MRT 2
- Country: North Macedonia
- Broadcast area: North Macedonia
- Headquarters: Skopje, North Macedonia

Programming
- Language: Albanian
- Picture format: 16:9 (576i, SDTV) 16:9 (1080i, HDTV)

Ownership
- Owner: Macedonian Radio-Television
- Sister channels: MRT 1 MRT 1 HD MRT 3 MRT 4 MRT Sobraniski Kanal MRT Sat MRT 2 Sat

History
- Launched: 1978
- Former names: TV Skopje 2 (1978–1991) MTV 2 (1991–2012)

Links
- Website: www.mrt.mk

Availability

Terrestrial
- Digital: Channel 002
- Boom TV: Channel 002 (DVB-T Terrestrial)

Streaming media
- MRT Play: Watch Live (MKD) Only

= MRT 2 (TV channel) =

MRT 2 (МРТ 2) is a television channel in North Macedonia owned and operated by Macedonian Radio-Television.

==History==
On March 6, 1978, Televizija Skopje started broadcasting its Second Program.

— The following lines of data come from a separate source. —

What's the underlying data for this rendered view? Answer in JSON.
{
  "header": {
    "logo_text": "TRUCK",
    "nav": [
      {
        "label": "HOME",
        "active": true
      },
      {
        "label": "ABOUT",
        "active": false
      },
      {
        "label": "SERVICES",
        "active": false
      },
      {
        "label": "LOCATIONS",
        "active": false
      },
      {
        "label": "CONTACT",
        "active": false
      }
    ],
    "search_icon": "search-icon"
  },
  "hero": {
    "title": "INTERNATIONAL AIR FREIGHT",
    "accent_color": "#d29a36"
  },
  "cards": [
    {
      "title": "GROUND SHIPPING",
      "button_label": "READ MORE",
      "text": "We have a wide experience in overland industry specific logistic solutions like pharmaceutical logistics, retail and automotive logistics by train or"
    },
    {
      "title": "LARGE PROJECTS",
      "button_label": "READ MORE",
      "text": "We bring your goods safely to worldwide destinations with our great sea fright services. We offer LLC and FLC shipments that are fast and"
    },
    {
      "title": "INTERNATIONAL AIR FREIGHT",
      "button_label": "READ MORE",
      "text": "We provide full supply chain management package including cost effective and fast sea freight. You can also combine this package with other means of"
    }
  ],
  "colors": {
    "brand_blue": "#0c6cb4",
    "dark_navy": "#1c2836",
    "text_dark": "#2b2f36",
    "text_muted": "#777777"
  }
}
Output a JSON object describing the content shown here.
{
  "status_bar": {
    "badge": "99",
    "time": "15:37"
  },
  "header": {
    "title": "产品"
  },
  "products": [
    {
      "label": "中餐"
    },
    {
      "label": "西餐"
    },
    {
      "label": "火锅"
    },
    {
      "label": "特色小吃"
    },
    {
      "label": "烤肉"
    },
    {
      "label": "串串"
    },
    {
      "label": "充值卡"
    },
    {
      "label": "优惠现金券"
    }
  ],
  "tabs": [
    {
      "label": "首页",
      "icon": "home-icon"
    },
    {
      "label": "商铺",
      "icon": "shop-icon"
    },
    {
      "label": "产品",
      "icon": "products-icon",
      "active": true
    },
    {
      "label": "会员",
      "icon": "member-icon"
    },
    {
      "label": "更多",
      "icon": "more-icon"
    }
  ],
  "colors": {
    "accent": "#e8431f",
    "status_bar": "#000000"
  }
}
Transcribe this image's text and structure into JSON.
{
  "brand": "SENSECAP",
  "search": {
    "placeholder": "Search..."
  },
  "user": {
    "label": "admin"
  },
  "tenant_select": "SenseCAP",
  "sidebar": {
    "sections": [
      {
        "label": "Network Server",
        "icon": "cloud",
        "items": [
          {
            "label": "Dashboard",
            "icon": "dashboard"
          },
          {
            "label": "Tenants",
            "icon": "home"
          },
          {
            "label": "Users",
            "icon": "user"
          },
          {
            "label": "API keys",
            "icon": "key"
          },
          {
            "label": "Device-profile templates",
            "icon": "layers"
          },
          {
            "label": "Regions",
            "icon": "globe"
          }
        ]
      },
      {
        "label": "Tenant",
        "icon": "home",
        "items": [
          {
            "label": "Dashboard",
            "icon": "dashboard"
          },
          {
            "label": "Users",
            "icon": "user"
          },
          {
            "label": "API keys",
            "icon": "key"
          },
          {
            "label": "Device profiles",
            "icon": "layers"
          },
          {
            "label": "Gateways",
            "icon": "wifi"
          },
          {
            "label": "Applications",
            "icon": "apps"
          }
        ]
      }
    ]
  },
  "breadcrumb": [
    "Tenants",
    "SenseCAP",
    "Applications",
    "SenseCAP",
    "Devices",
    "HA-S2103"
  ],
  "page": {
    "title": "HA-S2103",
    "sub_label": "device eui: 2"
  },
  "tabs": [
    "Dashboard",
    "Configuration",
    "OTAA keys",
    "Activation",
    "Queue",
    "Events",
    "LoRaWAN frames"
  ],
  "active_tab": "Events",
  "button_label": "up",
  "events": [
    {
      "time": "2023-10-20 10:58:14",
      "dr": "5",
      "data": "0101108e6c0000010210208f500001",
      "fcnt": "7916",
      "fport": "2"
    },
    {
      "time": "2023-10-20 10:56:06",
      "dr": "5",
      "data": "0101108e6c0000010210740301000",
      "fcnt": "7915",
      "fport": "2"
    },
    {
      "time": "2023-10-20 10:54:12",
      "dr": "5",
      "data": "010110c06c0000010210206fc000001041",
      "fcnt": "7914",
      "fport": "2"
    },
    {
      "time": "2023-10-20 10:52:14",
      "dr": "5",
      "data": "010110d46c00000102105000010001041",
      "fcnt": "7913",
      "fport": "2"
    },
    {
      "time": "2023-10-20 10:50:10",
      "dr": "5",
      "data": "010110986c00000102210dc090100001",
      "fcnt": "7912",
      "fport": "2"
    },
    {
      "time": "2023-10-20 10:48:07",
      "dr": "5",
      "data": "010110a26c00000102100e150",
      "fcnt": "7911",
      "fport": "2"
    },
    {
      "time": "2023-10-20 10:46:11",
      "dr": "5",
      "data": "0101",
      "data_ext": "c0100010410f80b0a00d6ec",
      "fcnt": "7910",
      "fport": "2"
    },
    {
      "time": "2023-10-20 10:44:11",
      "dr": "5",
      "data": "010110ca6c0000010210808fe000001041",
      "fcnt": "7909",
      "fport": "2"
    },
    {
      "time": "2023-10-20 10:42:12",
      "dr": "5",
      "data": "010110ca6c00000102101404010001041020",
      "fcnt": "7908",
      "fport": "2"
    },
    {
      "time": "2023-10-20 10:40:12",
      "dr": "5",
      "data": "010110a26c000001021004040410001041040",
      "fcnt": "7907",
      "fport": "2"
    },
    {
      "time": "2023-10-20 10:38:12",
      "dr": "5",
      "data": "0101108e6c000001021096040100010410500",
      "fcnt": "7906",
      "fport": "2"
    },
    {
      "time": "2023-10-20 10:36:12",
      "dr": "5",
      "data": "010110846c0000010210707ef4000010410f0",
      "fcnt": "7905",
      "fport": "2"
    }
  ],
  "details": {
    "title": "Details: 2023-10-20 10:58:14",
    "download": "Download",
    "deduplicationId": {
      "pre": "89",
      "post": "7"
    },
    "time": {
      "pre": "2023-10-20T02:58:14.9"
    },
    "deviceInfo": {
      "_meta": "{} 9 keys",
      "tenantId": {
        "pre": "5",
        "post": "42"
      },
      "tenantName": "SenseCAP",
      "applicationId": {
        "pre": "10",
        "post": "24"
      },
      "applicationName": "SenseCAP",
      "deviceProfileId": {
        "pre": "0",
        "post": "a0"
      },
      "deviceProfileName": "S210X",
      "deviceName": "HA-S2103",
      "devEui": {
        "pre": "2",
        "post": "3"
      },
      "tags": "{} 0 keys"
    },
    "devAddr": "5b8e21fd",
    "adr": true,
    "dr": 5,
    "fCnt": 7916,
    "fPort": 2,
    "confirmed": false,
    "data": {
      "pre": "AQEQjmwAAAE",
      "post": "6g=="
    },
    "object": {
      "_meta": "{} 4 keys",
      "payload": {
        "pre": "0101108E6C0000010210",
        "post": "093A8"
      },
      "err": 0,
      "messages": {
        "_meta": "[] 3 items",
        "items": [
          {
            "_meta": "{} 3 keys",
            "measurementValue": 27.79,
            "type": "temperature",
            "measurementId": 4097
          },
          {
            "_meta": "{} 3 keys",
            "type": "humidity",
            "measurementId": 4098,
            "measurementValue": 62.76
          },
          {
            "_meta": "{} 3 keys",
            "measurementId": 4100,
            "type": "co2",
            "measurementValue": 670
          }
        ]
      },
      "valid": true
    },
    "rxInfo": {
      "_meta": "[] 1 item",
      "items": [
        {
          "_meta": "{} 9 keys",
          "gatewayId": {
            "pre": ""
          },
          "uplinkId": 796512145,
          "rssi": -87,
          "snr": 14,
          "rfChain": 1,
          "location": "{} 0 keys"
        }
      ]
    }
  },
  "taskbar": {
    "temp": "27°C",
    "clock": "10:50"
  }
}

It broadcast once a week, every Monday, and later in the middle of the week, for four hours, in full color. The second program was alternative and complementary to the first, with shows from all genres that are prepared in both sectors for informative-documentary and cultural-artistic shows. The editor-in-chief of the Second Program was Zoran Vangelov. Otherwise, on other days and at the time when it did not broadcast its own content, the second channel broadcast live programs from other Yugoslav television centers.

Since 1994, the channel broadcasts a schedule aiming towards the minority communities of the Republic of North Macedonia. It broadcasts programs in Albanian, Turkish, as well as programs in Serbian, Romani, Aromanian and Bosnian.

From 2020, MRT 2 the channel started broadcasting exclusively in Albanian. All other programs in minority languages moved to a new channel, MRT 4.